Comment From: sjpotter
this is literally me just sketching out a set of callbacks to do this, how redis can handle the migrate command (which just migrates a whole slot). This is very very high level at this point. just me starting to sketch things out, this assumes the happy path, would obviously have to handle error cases.
findKey() - checks if a key is listed via priority from client - calls dumpKey() directly - otherwise sends GETKEYSINSLOT 1 to migrating cluster - callback handler handleGetKeysInSlot()
handleGetKeyInSlot() - takes result -> calls dumpKey(). - If no result, callbacks end, as no more keys to migrate
dumpKey() - sends a DUMP command - callback handler handleDumpKey()
handleDumpKey() - calls RESTORE command locally - callback handleRestoreCommand()
handleRestoreCommand() - send a special delete (as would normally return MOVED) to remove key from old/migrating shard - callback handleKeyDelete()
handleKeyDelete() - for keys that didn’t exist on old/migrating cluster/shard, add key to non existent key dictionary - call findKey() to restart loop
Comment From: madolson
Yeah, that is basically what I'm thinking. I think we can be smarter than what you outlined though. We should also: 1. Accumulate incoming write commands on the source and transfer them to the target, after it's done. 2. Be able to handle target failures, so if the target dies part way through we can rollback completely without data loss. 3. Perhaps do this in a fork so that we don't impact the main thread.
Comment From: yossigo
@madolson I haven't given this much thought, but I tend to think of it in terms of another form of replication. Doing serialization in a forked child, buffering writes, etc.
Comment From: zuiderkwast
We can do request forwarding instead of ASK redirects. This can probably be implemented separately even for the classic slot migration.
Making a new command CLUSTER MIGRATE appear atomic to the client is a nice idea.
Accumulate incoming write commands on the source and transfer them to the target, after it's done.
@madolson Storing all the keys in a buffer and transfer them at once is not what you mean, is it? It can be a lot of data. But we can replicate the slot to the new owner until it has caught up and then do what could be described as "slot failover" to the new owner. (?)
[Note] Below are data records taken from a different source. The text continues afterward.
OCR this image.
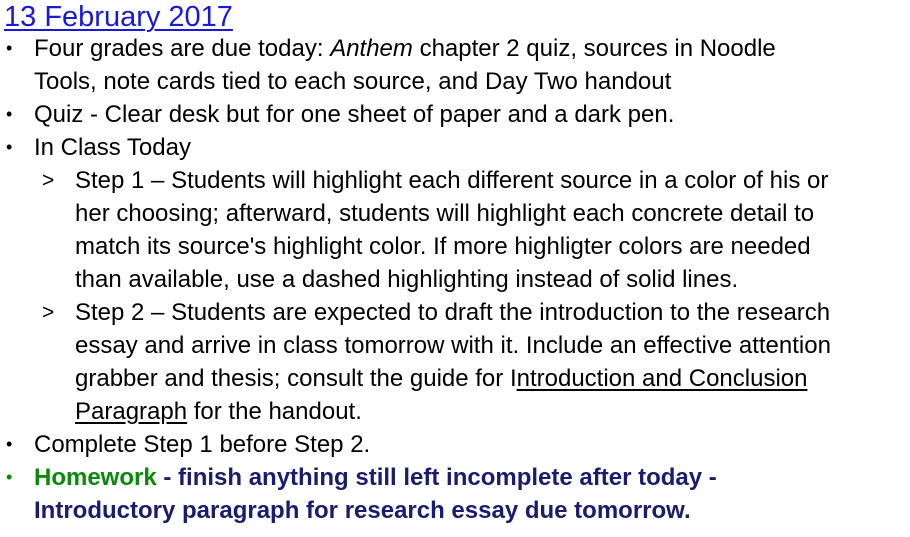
13 February 2017
• Four grades are due today: Anthem chapter 2 quiz, sources in Noodle
Tools, note cards tied to each source, and Day Two handout
• Quiz - Clear desk but for one sheet of paper and a dark pen.
• In Class Today
> Step 1 – Students will highlight each different source in a color of his or
her choosing; afterward, students will highlight each concrete detail to
match its source's highlight color. If more highligter colors are needed
than available, use a dashed highlighting instead of solid lines.
> Step 2 – Students are expected to draft the introduction to the research
essay and arrive in class tomorrow with it. Include an effective attention
grabber and thesis; consult the guide for Introduction and Conclusion
Paragraph for the handout.
• Complete Step 1 before Step 2.
• Homework - finish anything still left incomplete after today -
Introductory paragraph for research essay due tomorrow.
Another problem is garbage keys that remain in one of the nodes after an aborted migration (failed source or target), which is useful for redis-cli --cluster fix but not needed if the new command is waterproof.
Even if we don't make the slot migration atomic, ideally we should be able to resume migration after a failover (both for source failover and target failover) and to resolve the race conditions at SETSLOT NODE. An idea mentioned in #6339 is to propagate the MIGRATING and IMPORTING slot states to the whole cluster or at least to the nodes in the same shard. I've experimented with simply replicating SETSLOT using the normal replication and letting replicas accept SETSLOT. Not even a cluster bus extension is needed for that. After a failover, a node which has anything in MIGRATING or IMPORTING states only need to take some special actions (such as the promoted target asking the source node if it's still migrating it, or the promoted source node accepting a new slot owner with a lower epoch if the slot is in migrating state).
Whether all this is done in a separate thread, a forked process or in the main thread seems to be an orthogonal change that can be done later or earlier.
Comment From: madolson
@zuiderkwast Your suggestion is basically what I meant. I like to think of it as replication for a given slot. We do a full slot transfer and then we replicate the individual updates that we have accumulated since the start of the transfer.
Internally we have something we call "slot purge" which allows us to incrementally purge all the data in a slot. On a failed migration, we use this to purge the slot on the target and we use this to purge the data on the source on successful migrations.